After nearly two hours of driving, taking little roads past farms and state parks just to see where they’d go, his face was numb with cold. He was in Tompkins County, close to Ithaca, and the country here was more lyrical than around Binghamton—when he reached the tops of hills, he could see the black road arrowing through vales and over tree-lined rises. The sky had darkened, though it was only midafternoon: Lewis thought he’d see more snow before nightfall. Then ahead of him, just far enough away to build up the right amount of speed, was a wide place in the road where he knew he could make the Morgan spin completely around. But he reminded himself that he was sixty-five years old—too old to do stunts in cars. He used the wide place in the road to turn around toward home.
Going more slowly, he drove across the valley toward Harford, cutting back east. On the straight ways he opened the car up a little, but was careful to keep under seventy. Still, there was pleasure in it, in the speed and the cold breeze on his face and the dainty handling of the little car. All this nearly made him feel that he was a Tau Kappa Epsilon boy again, skimming over the roads toward home. A few heavy snowflakes drifted down.
Near the airfield outside Glen Aubrey he passed a stand of denuded maples and saw in them the gleaming clarity of his own woods. They seemed suffused with magic, with some concealed meaning that was part of a complex story—hero foxes that were princes suffering a witch’s curse. He saw the footprints racing toward him.

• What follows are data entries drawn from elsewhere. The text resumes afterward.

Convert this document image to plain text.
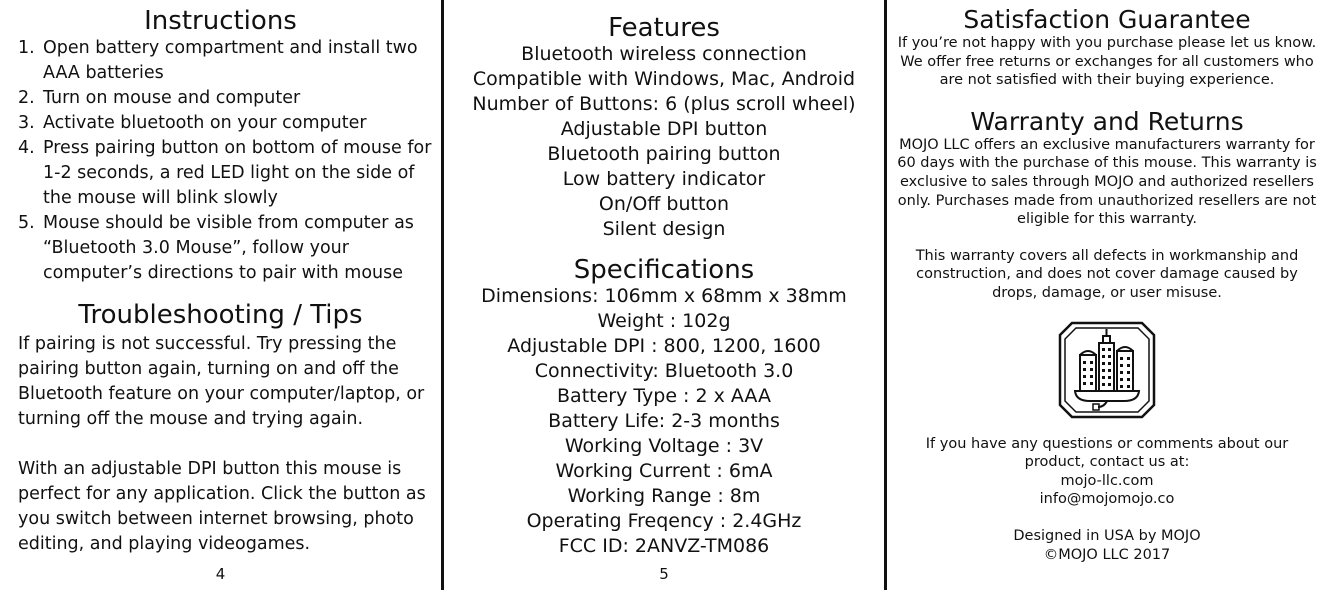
Instructions
1. Open battery compartment and install two AAA batteries
2. Turn on mouse and computer
3. Activate bluetooth on your computer
4. Press pairing button on bottom of mouse for 1-2 seconds, a red LED light on the side of the mouse will blink slowly
5. Mouse should be visible from computer as “Bluetooth 3.0 Mouse”, follow your computer’s directions to pair with mouse
Troubleshooting / Tips

If pairing is not successful. Try pressing the pairing button again, turning on and off the Bluetooth feature on your computer/laptop, or turning off the mouse and trying again.

With an adjustable DPI button this mouse is perfect for any application. Click the button as you switch between internet browsing, photo editing, and playing videogames.

4
Features
Bluetooth wireless connection
Compatible with Windows, Mac, Android
Number of Buttons: 6 (plus scroll wheel)
Adjustable DPI button
Bluetooth pairing button
Low battery indicator
On/Off button
Silent design
Specifications
Dimensions: 106mm x 68mm x 38mm
Weight : 102g
Adjustable DPI : 800, 1200, 1600
Connectivity: Bluetooth 3.0
Battery Type : 2 x AAA
Battery Life: 2-3 months
Working Voltage : 3V
Working Current : 6mA
Working Range : 8m
Operating Freqency : 2.4GHz
FCC ID: 2ANVZ-TM086
5
Satisfaction Guarantee

If you’re not happy with you purchase please let us know. We offer free returns or exchanges for all customers who are not satisfied with their buying experience.

Warranty and Returns

MOJO LLC offers an exclusive manufacturers warranty for 60 days with the purchase of this mouse. This warranty is exclusive to sales through MOJO and authorized resellers only. Purchases made from unauthorized resellers are not eligible for this warranty.

This warranty covers all defects in workmanship and construction, and does not cover damage caused by drops, damage, or user misuse.

If you have any questions or comments about our product, contact us at:

mojo-llc.com

info@mojomojo.co

Designed in USA by MOJO

©MOJO LLC 2017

… suppose you went out for a walk and saw yourself running toward you, your hair flying, your face distorted with fear …
His viscera went cold as his face. Ahead of him, standing in the middle of the road, was a woman. He had time to notice only the alarm in her posture, the hair which billowed around her shoulders. He twisted the wheel, wondering where in hell she’d come from—Jesus she just jumped out at me—at the same time as he realized that he was bound to hit her. The car was going to slew around.
The rear end of the Morgan drifted slowly toward the girl. Then the entire car was traveling sideways and he lost sight of her. Panicked, Lewis cramped the wheel the other way. Time whittled down to a solid capsule encasing him as he sat helpless in a flying car. Then the texture of the moment changed, time broke and began to flow, and he knew, as passive as he’d ever been in his life, that the car had left the road: everything was happening with unbelievable slowness, almost lazily, and the Morgan was floating.
It was over in a moment. The car stopped with a boneshaking jolt in a field, its nose pointed toward the road. The woman he might have struck was nowhere in sight. The taste of blood filled Lewis’s mouth; locked on the wheel, his hands were trembling. Maybe he had hit the woman and thrown her body off into a ditch. He fought the door, opened it and got out. His legs were trembling too. He saw at once that the Morgan was stuck: its rear tires were bolted to the field. He’d need a towtruck. “Hey!” he shouted. “Are you okay?” He forced his legs to move. “Are you all right?”